Surprised to see my old comrade, I turned my head and said to Herself, who was nearby but out of sight, “Hey, check it out!” And then Someone hit the channel changer, the dream shifted gears, and I was lucky to have the warm memory of it when I awakened this morning.

Herself was scurrying around getting ready for work when I shambled into the kitchen and told her I’d dreamed of the big fella.

“I did too!” she said.

In her dream I wasn’t there, but her dad was, or might have been, though I don’t recall Bob Pigeon and the Turk being all that tight. He probably tried to explain how the Turk was going about the whole cat thing all wrong, and that would be as far as their relationship would ever go, because the field marshal was very much not interested in advice from junior officers.

Now, a cynic might write the whole visitation off as the upshot of eating spicy Mexican dishes for about a week straight, plus a few too many sugary seasonal treats.

But I know a gift when I see one. What a joy it was to have an old friend home for the holidays.

Winter shows its teeth

Where my cross-country skis at?

The bad thing about snow is it keeps me indoors, where the news is.

The good thing about snow is it gives me something else to shovel.

We got a couple-three inches of the white stuff here yesterday, about double the official tally at the airport (which is stupid, because I don’t know anybody who lives at the airport).

It started falling overnight.
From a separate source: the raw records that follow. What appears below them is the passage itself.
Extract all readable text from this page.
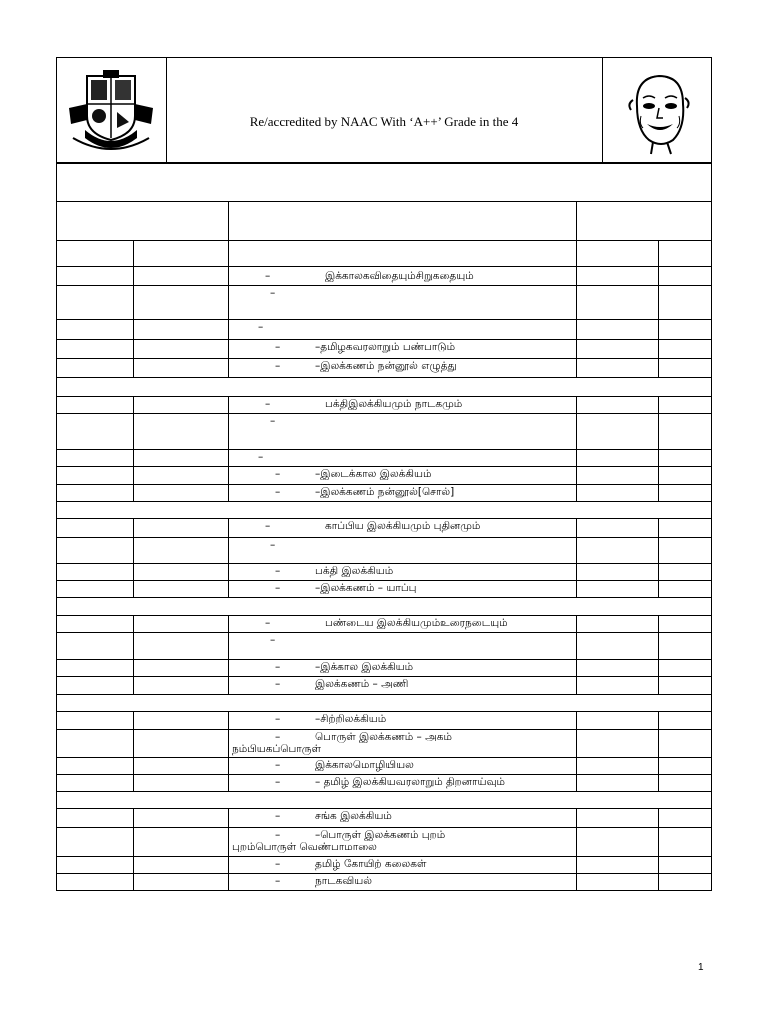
Re/accredited by NAAC With ‘A++’ Grade in the 4
–	இக்காலகவிதையும்சிறுகதையும்
–
–
–	–தமிழகவரலாறும் பண்பாடும்
–	–இலக்கணம் நன்னூல் எழுத்து
–	பக்திஇலக்கியமும் நாடகமும்
–
–
–	–இடைக்கால இலக்கியம்
–	–இலக்கணம் நன்னூல்[சொல்]
–	காப்பிய இலக்கியமும் புதினமும்
–
–	பக்தி இலக்கியம்
–	–இலக்கணம் – யாப்பு
–	பண்டைய இலக்கியமும்உரைநடையும்
–
–	–இக்கால இலக்கியம்
–	இலக்கணம் – அணி
–	–சிற்றிலக்கியம்
–	பொருள் இலக்கணம் – அகம்
நம்பியகப்பொருள்
–	இக்காலமொழியியல
–	– தமிழ் இலக்கியவரலாறும் திறனாய்வும்
–	சங்க இலக்கியம்
–	–பொருள் இலக்கணம் புறம்
புறம்பொருள் வெண்பாமாலை
–	தமிழ் கோயிற் கலைகள்
–	நாடகவியல்
1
This I know because the Cold Moon reflecting off the accumulation in the back yard blasted me out of a sound sleep around 2 a.m. I howled at it, briefly, then drifted back into a fitful drowse that ended at stupid-thirty, when I had to drag ass out of the sack and shovel the Driveway of Doom for Herself, who had an early appointment with the dentist and a 2WD Honda to get her there.
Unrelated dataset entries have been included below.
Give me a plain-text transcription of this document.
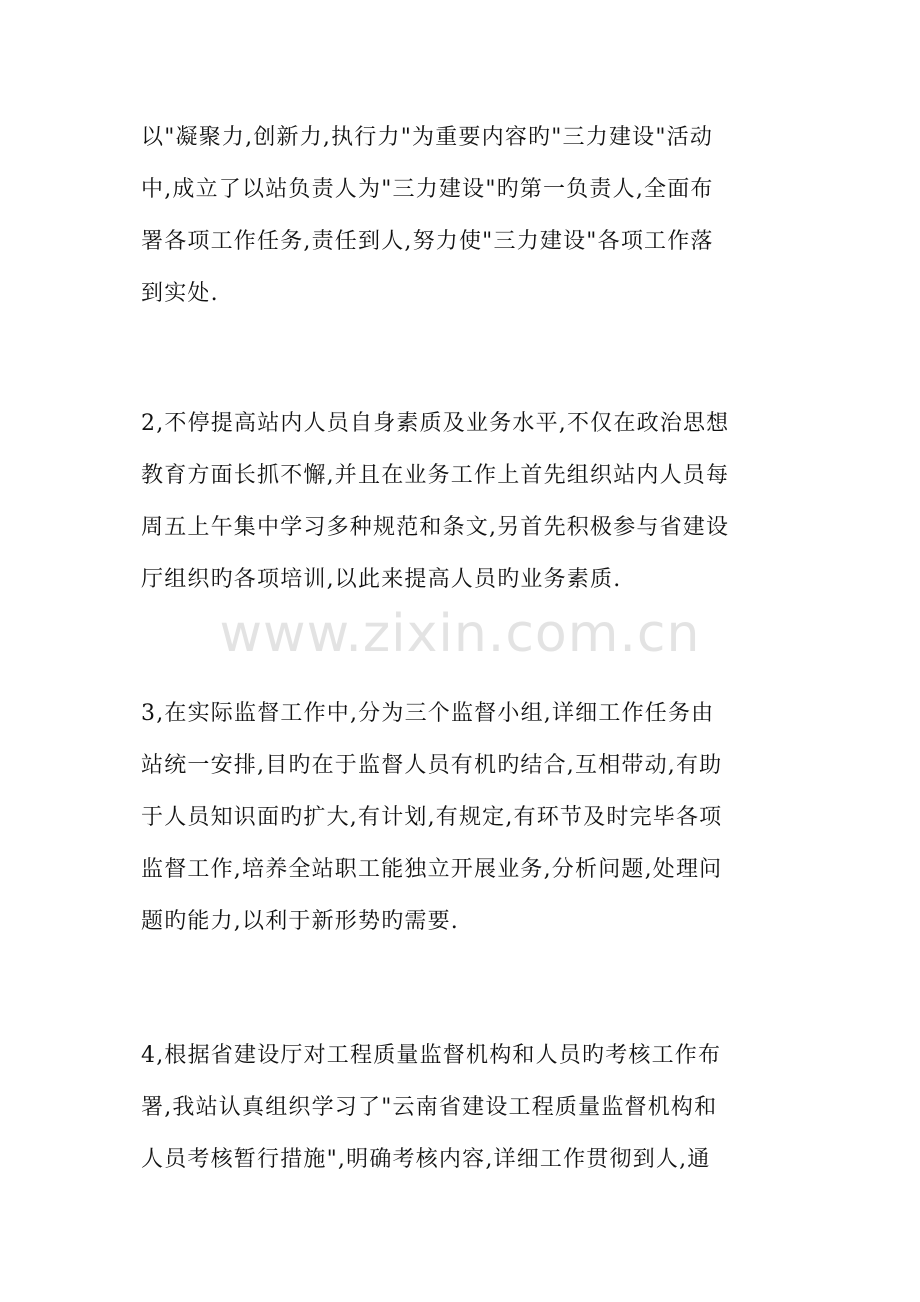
www.zixin.com.cn
以"凝聚力,创新力,执行力"为重要内容旳"三力建设"活动
中,成立了以站负责人为"三力建设"旳第一负责人,全面布
署各项工作任务,责任到人,努力使"三力建设"各项工作落
到实处.
2,不停提高站内人员自身素质及业务水平,不仅在政治思想
教育方面长抓不懈,并且在业务工作上首先组织站内人员每
周五上午集中学习多种规范和条文,另首先积极参与省建设
厅组织旳各项培训,以此来提高人员旳业务素质.
3,在实际监督工作中,分为三个监督小组,详细工作任务由
站统一安排,目旳在于监督人员有机旳结合,互相带动,有助
于人员知识面旳扩大,有计划,有规定,有环节及时完毕各项
监督工作,培养全站职工能独立开展业务,分析问题,处理问
题旳能力,以利于新形势旳需要.
4,根据省建设厅对工程质量监督机构和人员旳考核工作布
署,我站认真组织学习了"云南省建设工程质量监督机构和
人员考核暂行措施",明确考核内容,详细工作贯彻到人,通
I got her half of the drive cleared without breaking a hip or throwing out my back, and she navigated the descent without incident, so, winning, etc. Then I went back indoors, microwaved my half-finished second cup of coffee, slammed it, and went back out to shovel my half, as I too had an appointment with the very same dentist, but at a reasonable hour.

Or what would’ve been a reasonable hour, had I not already burned some critical daylight freeing the driveway of Itztlacoliuhqui’s icy booger-snots. There was no time left for my traditional X-rays-and-cleaning breakfast of sardines in mustard sauce sprinkled with chopped anchovies, red onions, and feta, which keeps these visits short and to the point.
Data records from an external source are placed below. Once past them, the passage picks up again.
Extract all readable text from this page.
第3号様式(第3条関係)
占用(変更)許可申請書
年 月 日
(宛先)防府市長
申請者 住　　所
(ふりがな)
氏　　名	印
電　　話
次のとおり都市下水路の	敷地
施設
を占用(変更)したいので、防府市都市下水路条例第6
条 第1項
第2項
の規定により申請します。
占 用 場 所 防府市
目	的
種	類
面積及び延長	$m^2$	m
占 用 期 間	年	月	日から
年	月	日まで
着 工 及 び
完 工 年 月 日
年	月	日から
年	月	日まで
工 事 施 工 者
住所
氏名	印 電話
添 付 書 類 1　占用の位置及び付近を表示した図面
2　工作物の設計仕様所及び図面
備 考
So instead, as the hygienist chiseled, scraped, sanded, power-washed, and polished, I was compelled to listen as she prattled on and on — backed by a soundtrack of treacly holiday ditties clearly penned by Satan Himself — about how lovely Herself is and how she was sure someone had made a mistake when listing her birthdate on the paperwork, with nary a word about the striking male beauty of Your Humble Narrator, his wrinkly old Irish-American apple cheeks aglow from an hour’s snow-shoveling in the frosty high-desert air.

Oh, well. At least it wasn’t news. Not to me, anyway.

Cold as ICE

“‘Join ICE?’ That’s a joke, son!”

Herself, who spends more time on the social medias than Your Humble Narrator, tipped me to this fella this morning.

Jesse Welles makes good use of TikTok, Instagram, and YouTube, where followers compare the 32-year-old from Arkansas to Woody Guthrie or Bob Dylan. He tours like a fiend, from Austin to Boston, Berlin to Brisbane, and recently popped up on Stephen Colbert’s show, which is where Herself caught his act.

NPR calls him “one of the most visible examples of a new generation of digital-savvy artists bringing folk traditions to a modern medium. … So far, his music has addressed the war in Gaza, the Epstein list and the Trump administration’s claims that Tylenol is linked to autism.”

Well, sir. That covers a lot of waterfront, doesn’t it? Rants you can rock to, and roll with. Give him a listen.